Are you going to make more Alex Cross movies?
Oh yeah, yeah. I think that we probably have a couple in development right now. Definitely, we have script ideas in development right now.

Isn't it taking a long time? It seems like there should be one a year.
It seems like [that], but it's a lot more difficult than that, and you don't want to. You don't want them to be too prolific. It's better to leave people wanting more than have them saying, "Enough."

Will there be a follow-up to "Seven?"
There is no sequel to "Seven."

Do you get asked that sequel question a lot?
Oh yes, at every one of these [press junkets]. The answer is always the same. There is no sequel to "Seven" in any manner that I know about. If there is going to be a sequel to "Seven" and I'm supposed to be involved, then it would seem to me that I would know about it.
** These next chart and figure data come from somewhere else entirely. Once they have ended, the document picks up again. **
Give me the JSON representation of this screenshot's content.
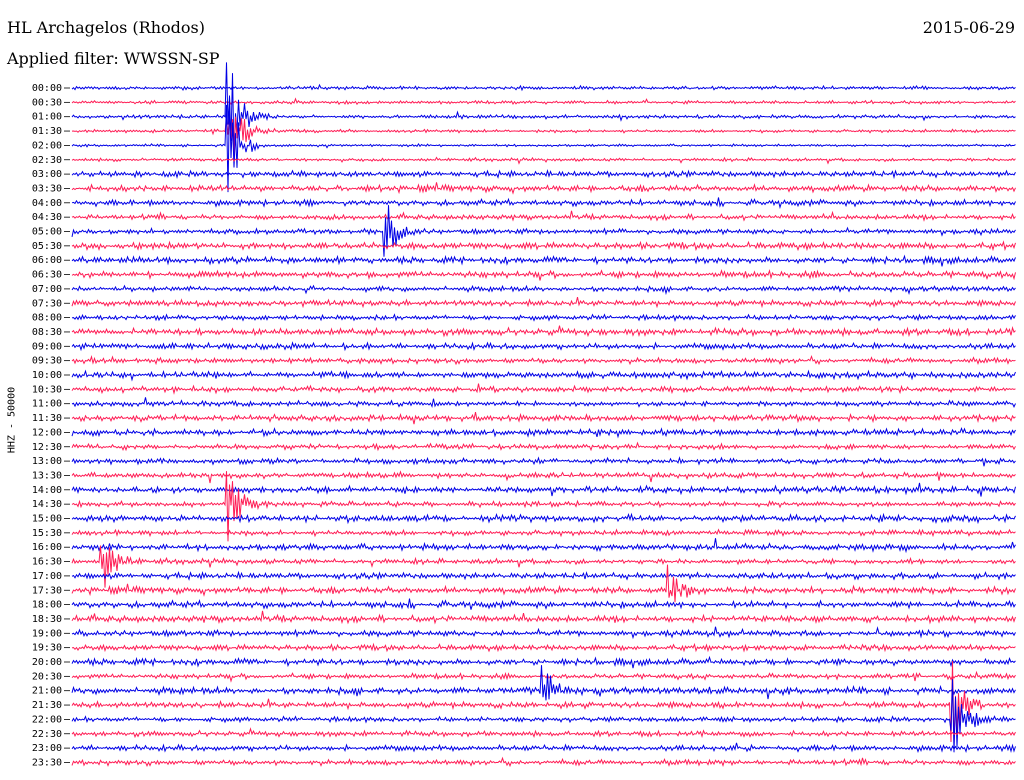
{
  "header": {
    "station": "HL Archagelos (Rhodos)",
    "date": "2015-06-29",
    "filter": "Applied filter: WWSSN-SP",
    "channel": "HHZ - 50000"
  },
  "colors": {
    "odd_trace": "#0000e6",
    "even_trace": "#ff1d55",
    "text": "#000000"
  },
  "chart_data": {
    "type": "line",
    "title": "HL Archagelos (Rhodos)",
    "subtitle": "Applied filter: WWSSN-SP",
    "date": "2015-06-29",
    "ylabel": "HHZ - 50000",
    "rows": [
      "00:00",
      "00:30",
      "01:00",
      "01:30",
      "02:00",
      "02:30",
      "03:00",
      "03:30",
      "04:00",
      "04:30",
      "05:00",
      "05:30",
      "06:00",
      "06:30",
      "07:00",
      "07:30",
      "08:00",
      "08:30",
      "09:00",
      "09:30",
      "10:00",
      "10:30",
      "11:00",
      "11:30",
      "12:00",
      "12:30",
      "13:00",
      "13:30",
      "14:00",
      "14:30",
      "15:00",
      "15:30",
      "16:00",
      "16:30",
      "17:00",
      "17:30",
      "18:00",
      "18:30",
      "19:00",
      "19:30",
      "20:00",
      "20:30",
      "21:00",
      "21:30",
      "22:00",
      "22:30",
      "23:00",
      "23:30"
    ],
    "row_minutes": 30,
    "notable_events": [
      {
        "row": "01:00",
        "minute": 5,
        "amplitude": 1.0
      },
      {
        "row": "01:30",
        "minute": 5,
        "amplitude": 0.9
      },
      {
        "row": "02:00",
        "minute": 5,
        "amplitude": 0.9
      },
      {
        "row": "05:00",
        "minute": 10,
        "amplitude": 0.5
      },
      {
        "row": "14:30",
        "minute": 5,
        "amplitude": 0.6
      },
      {
        "row": "16:30",
        "minute": 1,
        "amplitude": 0.5
      },
      {
        "row": "17:30",
        "minute": 19,
        "amplitude": 0.5
      },
      {
        "row": "21:00",
        "minute": 15,
        "amplitude": 0.4
      },
      {
        "row": "21:30",
        "minute": 28,
        "amplitude": 0.8
      },
      {
        "row": "22:00",
        "minute": 28,
        "amplitude": 0.9
      }
    ]
  }
}
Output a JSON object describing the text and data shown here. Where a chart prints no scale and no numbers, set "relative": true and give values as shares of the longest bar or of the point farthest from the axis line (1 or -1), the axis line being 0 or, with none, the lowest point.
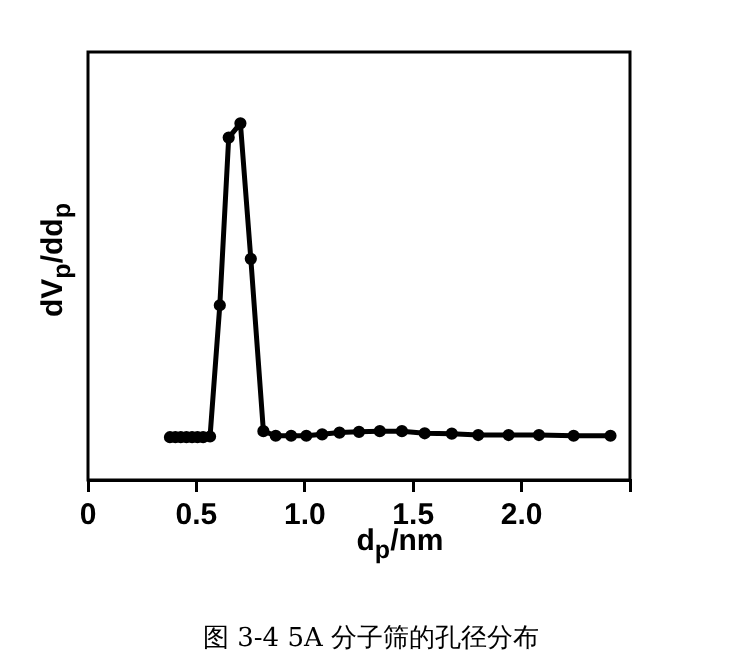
{
  "chart_data": {
    "type": "line",
    "relative": true,
    "xlabel": "d$_{p}$/nm",
    "ylabel": "dV$_{p}$/dd$_{p}$",
    "annotations": [
      "图 3-4 5A 分子筛的孔径分布"
    ],
    "xlim": [
      0,
      2.5
    ],
    "xticks": [
      0,
      0.5,
      {
        "value": 1,
        "label": "1.0"
      },
      1.5,
      {
        "value": 2,
        "label": "2.0"
      },
      {
        "value": 2.5,
        "label": null
      }
    ],
    "marker": "circle",
    "line_style": "solid",
    "grid": false,
    "legend": false,
    "series": [
      {
        "color": "#000000",
        "x": [
          0.378,
          0.403,
          0.428,
          0.454,
          0.48,
          0.505,
          0.531,
          0.563,
          0.608,
          0.649,
          0.703,
          0.751,
          0.809,
          0.866,
          0.937,
          1.007,
          1.08,
          1.16,
          1.25,
          1.346,
          1.448,
          1.553,
          1.678,
          1.8,
          1.94,
          2.08,
          2.24,
          2.41
        ],
        "values": [
          0.12,
          0.12,
          0.12,
          0.12,
          0.12,
          0.12,
          0.12,
          0.122,
          0.49,
          0.96,
          1,
          0.62,
          0.137,
          0.124,
          0.124,
          0.124,
          0.128,
          0.133,
          0.135,
          0.137,
          0.137,
          0.131,
          0.13,
          0.126,
          0.126,
          0.126,
          0.124,
          0.124
        ]
      }
    ]
  }
}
In "Bruce Almighty" you play God. What's it like to play that role?
It's no different than if I was acting as some Colonel in some military operation. It's no different than acting anything. You're pretending to be something you're not, no different. If it's on the page, it's easy to do.

What does having a star on the Walk of Fame mean to you?
How to quantify that? I was asked by someone on the day of, and he said, "You've probably been waiting all of your life for this." I said, "Truthfully, no. This isn't something that you wait for. This is a gift." Having a star on the Walk of Fame, it's one of those acknowledgements that you are where you belong. "Welcome to the Pantheon, people have gotten here and stayed a minute longer than fifteen." [Laughing] It feels good, it feels very good.